The puller you made to get the BAD bearing out was a great idea for a BAD bearing. Had it been a good bearing though, you could have easily started to separate/spread the bearing and ruined it quick. At 250 a pop that is a real bummer and a lot of guys do it. A large slide hammer works pretty well if you leave the castle nut on at the correct torque. You'll need to replace the studs used to attach the slide hammer though.



> I tried that today. I used a socket and small extension. It wouldn't budge. I anti-siezed the $**t out of the new one so I'll never have that problem again with this truck.


By far the best method of removing those unit bearings without special equipment is from the back using the power steering as a force multiplier. I've used this three times now on my 1ton dually, twice on my uncles 1ton, and once on a random 1ton dually. The job on the 1ton trucks with the spacer and usually heavier use is slightly more work.
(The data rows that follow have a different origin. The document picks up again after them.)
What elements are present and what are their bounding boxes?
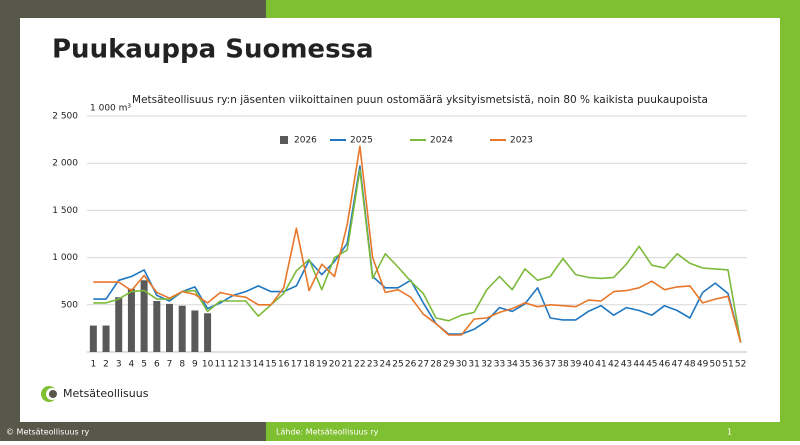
- x-tick-label: 32: [481, 360, 492, 370]
- x-tick-label: 52: [735, 360, 746, 370]
- x-tick-label: 7: [167, 360, 173, 370]
- x-tick-label: 24: [380, 360, 392, 370]
- slide-title: Puukauppa Suomessa: [52, 35, 374, 65]
- x-tick-label: 43: [621, 360, 632, 370]
- x-tick-label: 30: [456, 360, 468, 370]
- x-tick-label: 25: [392, 360, 403, 370]
- bar: [153, 301, 161, 352]
- x-tick-label: 6: [154, 360, 160, 370]
- x-tick-label: 45: [646, 360, 657, 370]
- x-tick-label: 20: [329, 360, 341, 370]
- x-tick-label: 21: [341, 360, 352, 370]
- x-tick-label: 46: [659, 360, 671, 370]
- x-tick-label: 28: [430, 360, 442, 370]
- x-tick-label: 48: [684, 360, 696, 370]
- x-tick-label: 18: [303, 360, 315, 370]
- x-tick-label: 23: [367, 360, 378, 370]
- x-tick-label: 12: [227, 360, 238, 370]
- bar: [115, 297, 123, 352]
- page-number: 1: [727, 428, 732, 437]
- x-tick-label: 44: [633, 360, 645, 370]
- legend-label: 2025: [350, 136, 373, 146]
- x-tick-label: 13: [240, 360, 251, 370]
- x-tick-label: 16: [278, 360, 290, 370]
- x-tick-label: 47: [671, 360, 682, 370]
- x-tick-label: 9: [192, 360, 198, 370]
- x-tick-label: 1: [90, 360, 96, 370]
- bar: [204, 313, 212, 352]
- source: Lähde: Metsäteollisuus ry: [276, 428, 379, 437]
- x-tick-label: 11: [215, 360, 226, 370]
- x-tick-label: 15: [265, 360, 276, 370]
- bar: [140, 280, 148, 352]
- y-tick-label: 1 500: [52, 206, 78, 216]
- bar: [191, 310, 199, 352]
- bar: [89, 325, 97, 352]
- x-tick-label: 3: [116, 360, 122, 370]
- x-tick-label: 34: [506, 360, 518, 370]
- logo-text: Metsäteollisuus: [63, 387, 149, 400]
- copyright: © Metsäteollisuus ry: [6, 428, 90, 437]
- x-tick-label: 49: [697, 360, 709, 370]
- x-tick-label: 14: [253, 360, 265, 370]
- legend-label: 2024: [430, 136, 453, 146]
- bar: [127, 288, 135, 352]
- x-tick-label: 26: [405, 360, 417, 370]
- x-tick-label: 36: [532, 360, 544, 370]
- bar: [166, 303, 173, 352]
- x-tick-label: 38: [557, 360, 569, 370]
- x-tick-label: 17: [291, 360, 302, 370]
- x-tick-label: 37: [545, 360, 556, 370]
- x-tick-label: 39: [570, 360, 582, 370]
- x-tick-label: 19: [316, 360, 328, 370]
- line: [93, 145, 742, 343]
- chart-title: Metsäteollisuus ry:n jäsenten viikoittai…: [132, 94, 708, 106]
- y-tick-label: 2 500: [52, 112, 78, 122]
- x-tick-label: 29: [443, 360, 455, 370]
- y-axis-label: 1 000 m³: [90, 104, 131, 114]
- x-tick-label: 42: [608, 360, 619, 370]
- line: [93, 169, 742, 343]
- x-tick-label: 2: [103, 360, 109, 370]
- y-tick-label: 2 000: [52, 159, 78, 169]
- bar: [102, 325, 110, 352]
- x-tick-label: 40: [583, 360, 595, 370]
- legend-label: 2026: [294, 136, 317, 146]
- x-tick-label: 27: [418, 360, 429, 370]
- legend-swatch: [280, 136, 288, 144]
- x-tick-label: 22: [354, 360, 365, 370]
- x-tick-label: 8: [179, 360, 185, 370]
- x-tick-label: 10: [202, 360, 214, 370]
- x-tick-label: 51: [722, 360, 733, 370]
- x-tick-label: 31: [468, 360, 479, 370]
- card: [20, 18, 780, 422]
- logo-icon: [41, 386, 58, 402]
- y-tick-label: 500: [61, 300, 78, 310]
- x-tick-label: 41: [595, 360, 606, 370]
- x-tick-label: 33: [494, 360, 505, 370]
- y-tick-label: 1 000: [52, 253, 78, 263]
- legend-label: 2023: [510, 136, 533, 146]
- bar: [178, 305, 186, 352]
- x-tick-label: 50: [710, 360, 722, 370]
- x-tick-label: 4: [129, 360, 135, 370]
- x-tick-label: 35: [519, 360, 530, 370]
- x-tick-label: 5: [141, 360, 147, 370]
I don't see how, if done correctly, this wouldn't work on 95% of these trucks. There is the occasional corrosion on 5% of trucks that seems unmovable without the proper application of an acetylene torch.I use a socket and a long extension when they're stubborn, the extension I use is now bent perfectly to fit right where I want it. If the power steering is strong enough to bend a snap-on extension, it's plenty strong to push out your unit bearing.


----------



## Banksy (Aug 31, 2005)

I should have clarified that this puller idea is intended for a bearing that is NOT going to be reused.

Those are nice ball joints, NASCAR. I should get a set of those and thrown them on the shelf. What does a set cost? I have 125,000 miles on my truck and it's over 6 years old. These original front end parts don't owe me anything.


----------



## Nascar24 (Feb 11, 2006)

see next post


----------



## Nascar24 (Feb 11, 2006)

Hi

The uppers were $550, The lowers I used are not Carli's but another brand that are just like them, I paid $110 for the pair of lowers. here's the link for the lowers http://www.xrfchassis.com/parts-balljoints.htm

Jay


----------



## AA+ Landscaping (Nov 12, 2008)

Nascar24;932481 said:


> This is what I put in my truck, wanted to do it once and never again!
> 
> http://www.thecarlisuspension.com/dodge-ram/components/upperballjoints.html
> 
> http://www.thecarlisuspension.com/dodge-ram/components/lowerballjoints.html


thanks for that web site:waving:


----------



## sno commander (Oct 16, 2007)

i bought these xrf ball joints for my dodge as a spare set, there greasable and were about 220.00 for both sides upper and lower. i guess well see how they hold up. i only got 32k out of my stockers.


----------



## Banksy (Aug 31, 2005)

I know you plow with yours a lot more, but I got 125k out my stock joints.


----------



## 09dieselguy (Nov 18, 2007)

just a fyi you need to reuse those studs in the other bearing.


----------



## AiRhed (Dec 27, 2007)

> just a fyi you need to reuse those studs in the other bearing.


FYI A lot of guys will choose to install new studs in the new bearing.


----------



## Banksy (Aug 31, 2005)

09dieselguy;934970 said:


> just a fyi you need to reuse those studs in the other bearing.


I didn't see the sense of replacing the new studs already in the new bearing with the old studs. That's just me.


----------